Il Napoli, intanto, è forse quello che ha tratto maggior beneficio dal ritorno a casa del nuovo core ‘ngrato. Da squadra privata della sua punta di diamante a compagine finalmente consapevole della propria forza, anche in luogo di risultato mancato, la maturazione è avvenuta per gradi. Sconfitta allo Juventus Stadium, in casa è riuscita a trionfare in rimonta. In tre giorni due prestazioni maiuscole, in cui — complice anche una Juventus non costretta alla gara della vita — ha dimostrato di aver ridotto un gap che a inizio anno sembrava incolmabile.

Non sul piano dell’estetica del gioco, ovviamente, dove ultimamente sono i bianconeri a dover rincorrere, ma piuttosto su quello della mentalità. Compattezza dei reparti, aggressività, organizzazione di gioco, tatticismo in grado di esaltare l’estro e le abilità dei singoli; ma anche e soprattutto cattiveria, determinazione, voglia di azzannare l’avversario. In una parola: personalità. “Dettaglio” che è altro dall’identità di gioco.

Hamsik, la bandiera, risponde al vantaggio bianconero in entrambe le occasioni con la stessa mentalità che spinge Mertens a inseguire Higuain per 40 metri e contendergli un pallone a centrocampo. È la voglia di Insigne, “succube” di ogni prima punta capitata a Napoli dai suoi esordi in maglia azzurra, a spingerlo all’intercetto di un passaggio del Pipita nonostante fosse alla 41° presenza stagionale con oltre 3000 minuti giocati nelle gambe. E come loro, molti altri interpreti della manovra azzurra si sono comportati allo stesso modo.

Più che una trasformazione, quella dei partenopei è piuttosto una trasfigurazione che affonda le sue radici in un passato traumatico, ma che nutriva in sé una chiara intenzione di riscatto prossima a realizzarsi, molto di più di quanto non si creda. Ne è la prova l’espressione tesa di Buffon a bordo campo nei minuti finali. Se il totem bianconero vacilla di fronte all’assedio partenopeo, allora significa che la strada intrapresa è davvero quella giusta.
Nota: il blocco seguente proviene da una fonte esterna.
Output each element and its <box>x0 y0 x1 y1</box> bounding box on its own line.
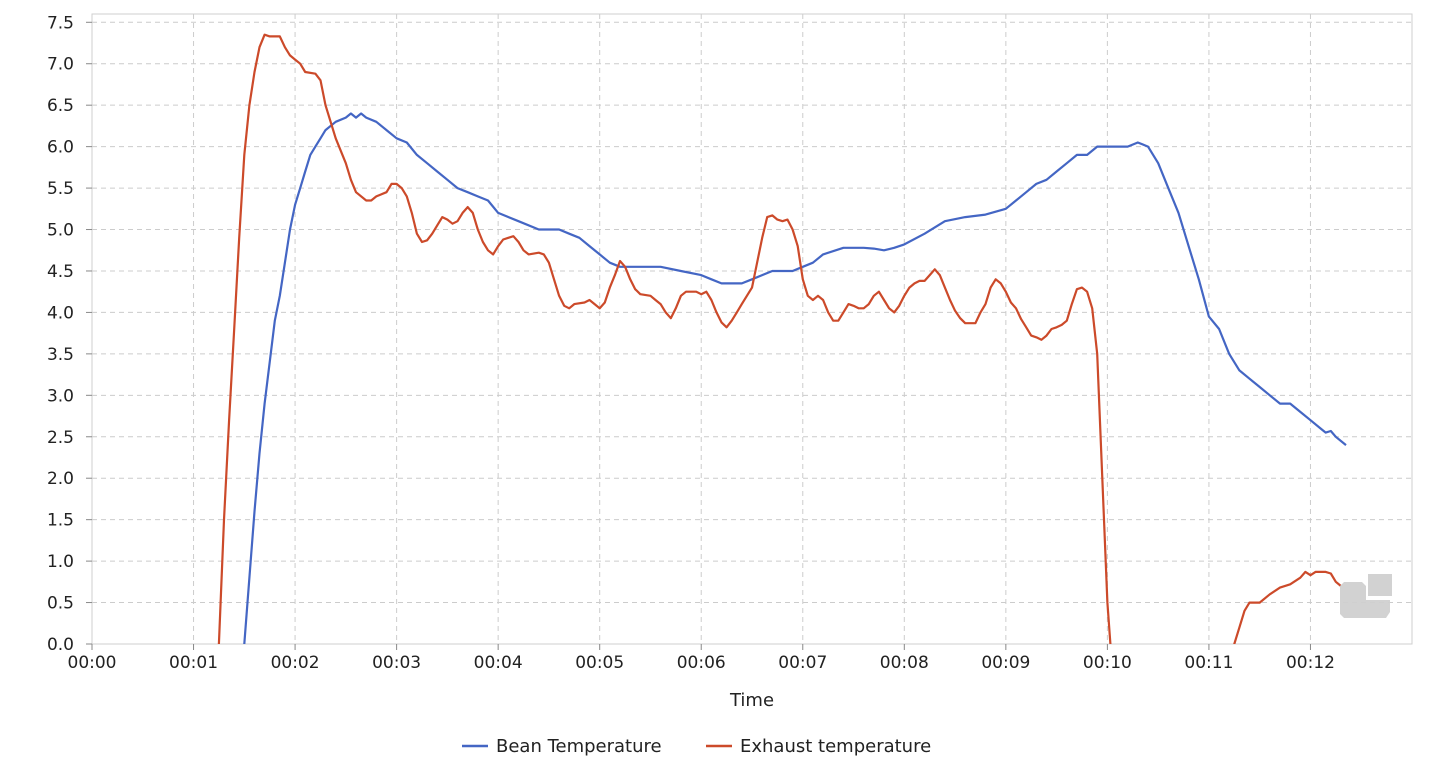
y-tick-label: 6.0 <box>47 138 74 158</box>
series-line-0 <box>243 112 1347 644</box>
x-tick-label: 00:11 <box>1184 653 1233 673</box>
y-tick-label: 2.5 <box>47 428 74 448</box>
legend-label: Bean Temperature <box>496 736 662 757</box>
y-tick-label: 0.5 <box>47 594 74 614</box>
series-layer <box>217 33 1347 644</box>
y-tick-label: 1.5 <box>47 511 74 531</box>
x-tick-label: 00:10 <box>1083 653 1132 673</box>
grid <box>91 14 1412 644</box>
x-tick-label: 00:06 <box>677 653 726 673</box>
y-tick-label: 6.5 <box>47 96 74 116</box>
x-tick-label: 00:08 <box>880 653 929 673</box>
y-tick-label: 3.5 <box>47 345 74 365</box>
legend-label: Exhaust temperature <box>740 736 931 757</box>
x-tick-label: 00:12 <box>1286 653 1335 673</box>
x-tick-label: 00:05 <box>575 653 624 673</box>
series-line-1 <box>217 33 1342 644</box>
y-tick-label: 7.5 <box>47 13 74 33</box>
plot-area-border <box>91 13 1413 645</box>
y-tick-label: 2.0 <box>47 469 74 489</box>
x-tick-label: 00:01 <box>169 653 218 673</box>
x-tick-label: 00:02 <box>271 653 320 673</box>
y-tick-label: 4.5 <box>47 262 74 282</box>
y-tick-label: 5.5 <box>47 179 74 199</box>
axes: 00:00 00:01 00:02 00:03 00:04 00:05 00:06 00:07… <box>47 13 1335 673</box>
x-tick-label: 00:03 <box>372 653 421 673</box>
y-tick-label: 4.0 <box>47 303 74 323</box>
y-tick-label: 3.0 <box>47 386 74 406</box>
y-tick-label: 5.0 <box>47 221 74 241</box>
x-axis-title: Time <box>729 690 774 711</box>
legend: Bean Temperature Exhaust temperature <box>462 736 931 757</box>
x-tick-label: 00:07 <box>778 653 827 673</box>
x-tick-label: 00:00 <box>68 653 117 673</box>
watermark-logo-icon <box>1340 574 1392 618</box>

“In ogni attimo comincia l’essere”, diceva Nietzsche, intendendo che l’essere muta, si evolve e ricomincia in ogni attimo della sua esistenza. Il Napoli ha rotto la ciclicità della sua esistenza contrapponendosi al suo Superuomo e guardandolo finalmente negli occhi. Higuain, che anche ha dimostrato di poter fare a meno del Napoli, pare invece aver preferito girarsi e guardare altrove, forse anche da se stesso.